Officially in most states, both brokers actually work for the seller. So you should certainly feel free if you are in one of these states to call the selling broker directly and find out what he thinks the status of various things is.
There should be a flow of things that have to happen to close a deal, which include formal and written communications back and forth between you and the seller (through your brokers generally) called contingencies. All of these have time limits and some of those contingencies are considered "satisfied" if a certain, usually fairly brief, time passes without a written response. You need to find out what contingencies exist on your sale, which ones you need to do something about, and when you need to do something about them. If your broker is not communicating with you, you are probably running out of time on some of these and may find yourself contractually obligated to close on the house without the additional repair budget.

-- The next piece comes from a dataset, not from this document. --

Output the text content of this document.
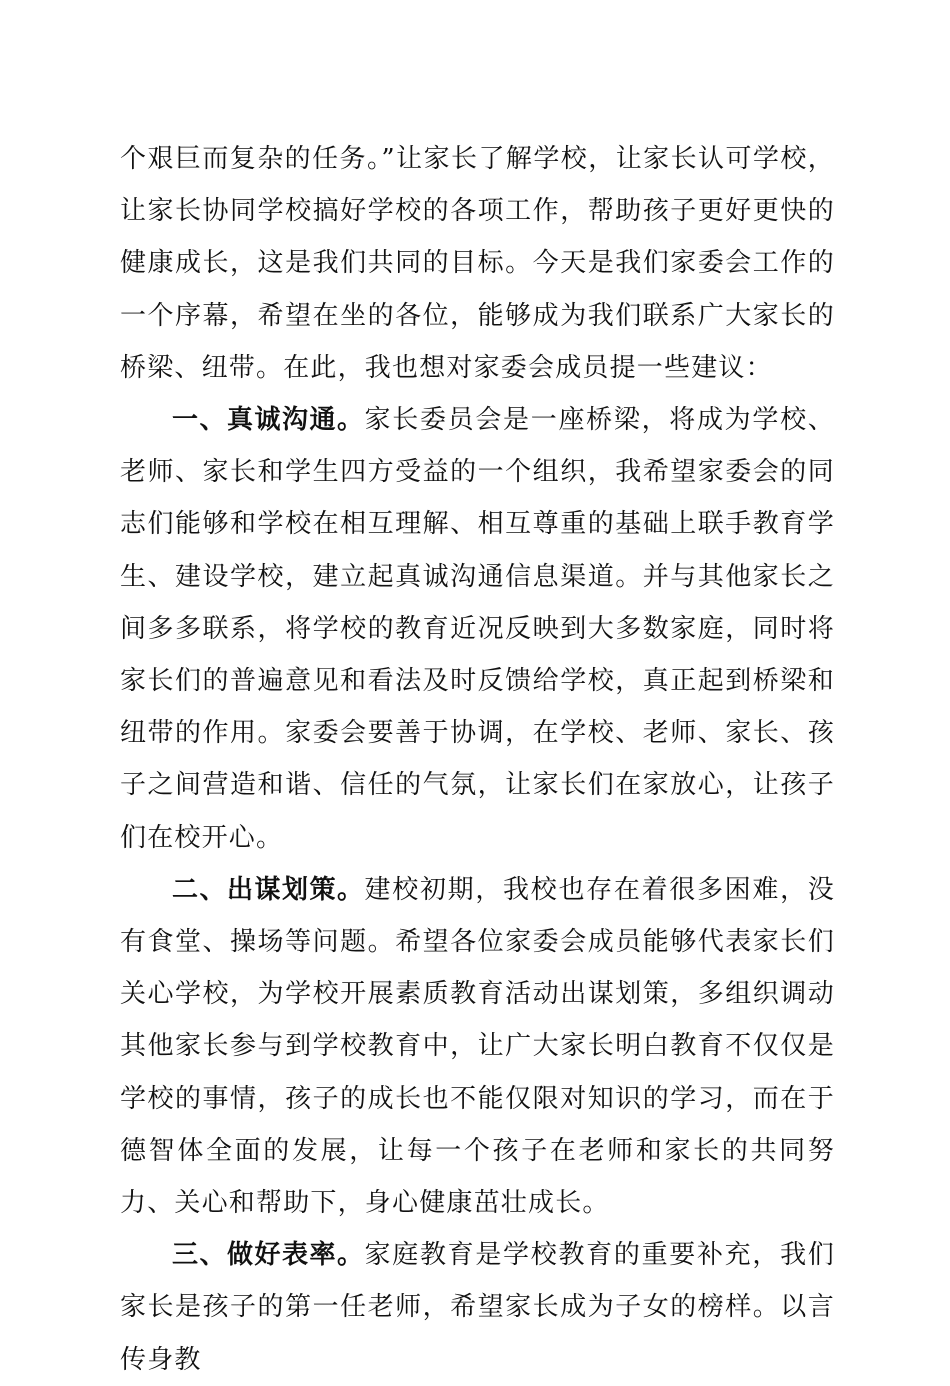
个艰巨而复杂的任务。”让家长了解学校，让家长认可学校，让家长协同学校搞好学校的各项工作，帮助孩子更好更快的健康成长，这是我们共同的目标。今天是我们家委会工作的一个序幕，希望在坐的各位，能够成为我们联系广大家长的桥梁、纽带。在此，我也想对家委会成员提一些建议：

一、真诚沟通。家长委员会是一座桥梁，将成为学校、老师、家长和学生四方受益的一个组织，我希望家委会的同志们能够和学校在相互理解、相互尊重的基础上联手教育学生、建设学校，建立起真诚沟通信息渠道。并与其他家长之间多多联系，将学校的教育近况反映到大多数家庭，同时将家长们的普遍意见和看法及时反馈给学校，真正起到桥梁和纽带的作用。家委会要善于协调，在学校、老师、家长、孩子之间营造和谐、信任的气氛，让家长们在家放心，让孩子们在校开心。

二、出谋划策。建校初期，我校也存在着很多困难，没有食堂、操场等问题。希望各位家委会成员能够代表家长们关心学校，为学校开展素质教育活动出谋划策，多组织调动其他家长参与到学校教育中，让广大家长明白教育不仅仅是学校的事情，孩子的成长也不能仅限对知识的学习，而在于德智体全面的发展，让每一个孩子在老师和家长的共同努力、关心和帮助下，身心健康茁壮成长。

三、做好表率。家庭教育是学校教育的重要补充，我们家长是孩子的第一任老师，希望家长成为子女的榜样。以言传身教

You need to get on top of this. You need to understand what contingencies are there, who needs to respond by when, and what the status of your contract is. I did sell a house once where the buyer at closing asked about the repairs he had asked for. I responded, correctly, that I had sent a response to his broker on time saying there were a few I would do, and a few I would not do. That was it, I was not obligated to do the repairs he asked for that I told him, through his broker, that I would not do. And the buyer was obligated to pony up the agreed selling price at closing, and did so.

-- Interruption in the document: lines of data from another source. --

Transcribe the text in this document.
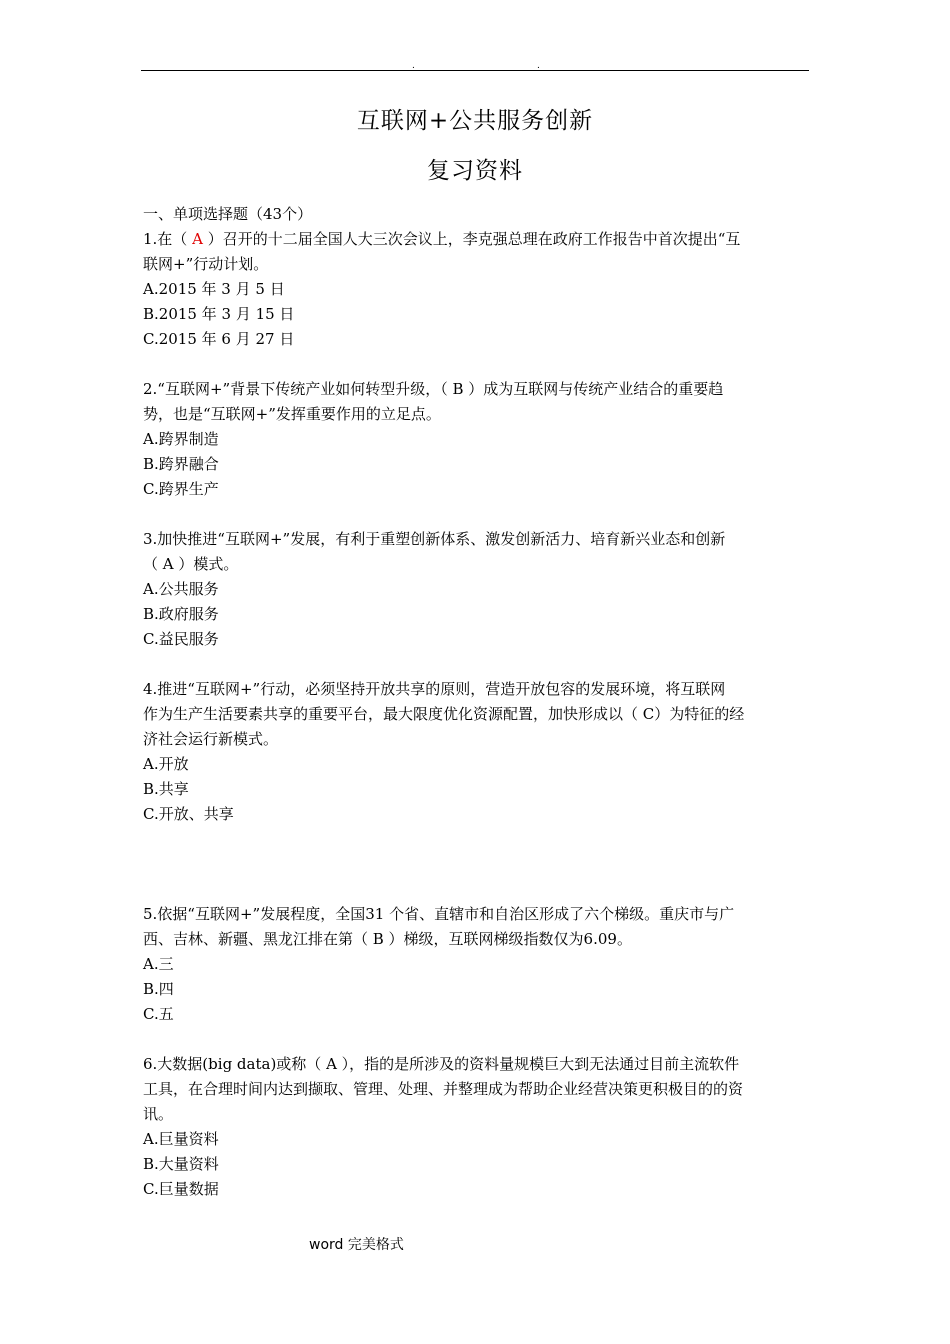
.	.
互联网+公共服务创新
复习资料

一、单项选择题（43个）

1.在（ A ）召开的十二届全国人大三次会议上，李克强总理在政府工作报告中首次提出“互

联网+”行动计划。

A.2015 年 3 月 5 日

B.2015 年 3 月 15 日

C.2015 年 6 月 27 日

2.“互联网+”背景下传统产业如何转型升级，（ B ）成为互联网与传统产业结合的重要趋

势，也是“互联网+”发挥重要作用的立足点。

A.跨界制造

B.跨界融合

C.跨界生产

3.加快推进“互联网+”发展，有利于重塑创新体系、激发创新活力、培育新兴业态和创新

（ A ）模式。

A.公共服务

B.政府服务

C.益民服务

4.推进“互联网+”行动，必须坚持开放共享的原则，营造开放包容的发展环境，将互联网

作为生产生活要素共享的重要平台，最大限度优化资源配置，加快形成以（ C）为特征的经

济社会运行新模式。

A.开放

B.共享

C.开放、共享

5.依据“互联网+”发展程度，全国31 个省、直辖市和自治区形成了六个梯级。重庆市与广

西、吉林、新疆、黑龙江排在第（ B ）梯级，互联网梯级指数仅为6.09。

A.三

B.四

C.五

6.大数据(big data)或称（ A ），指的是所涉及的资料量规模巨大到无法通过目前主流软件

工具，在合理时间内达到撷取、管理、处理、并整理成为帮助企业经营决策更积极目的的资

讯。

A.巨量资料

B.大量资料

C.巨量数据

word 完美格式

You need to find everything you signed, understand what it obligates you to, and not let stuff fall through the cracks.
I don't know what kind of contract you signed, but hopefully there was some verbiage protecting you in that contract, and your agent can be fired. If not, there are plenty of ways to give negative feedback about the agent. Your best option is to find out what legal remedies are available (that's not a topic for this site) and have a very frank conversation with this person who is supposed to be working for you, but doesn't seem to be looking out for your best interests.
I'd say go ahead and call up the seller's realtor. Explain that you've been getting extremely poor service from your broker, and you want to make sure the deal doesn't fall apart. Hopefully, the realtor will either help you deal with the lazy broker or bypass him altogether. Whether or not he ultimately gets paid is between him and the listing realtor.
Until the closing, you should not be hiring people to fix things on the house. Either the seller fixes it (perhaps with you paying for the repairs at closing, if that is what is agreed to), or you buy the house as-is and fix the problems after purchase.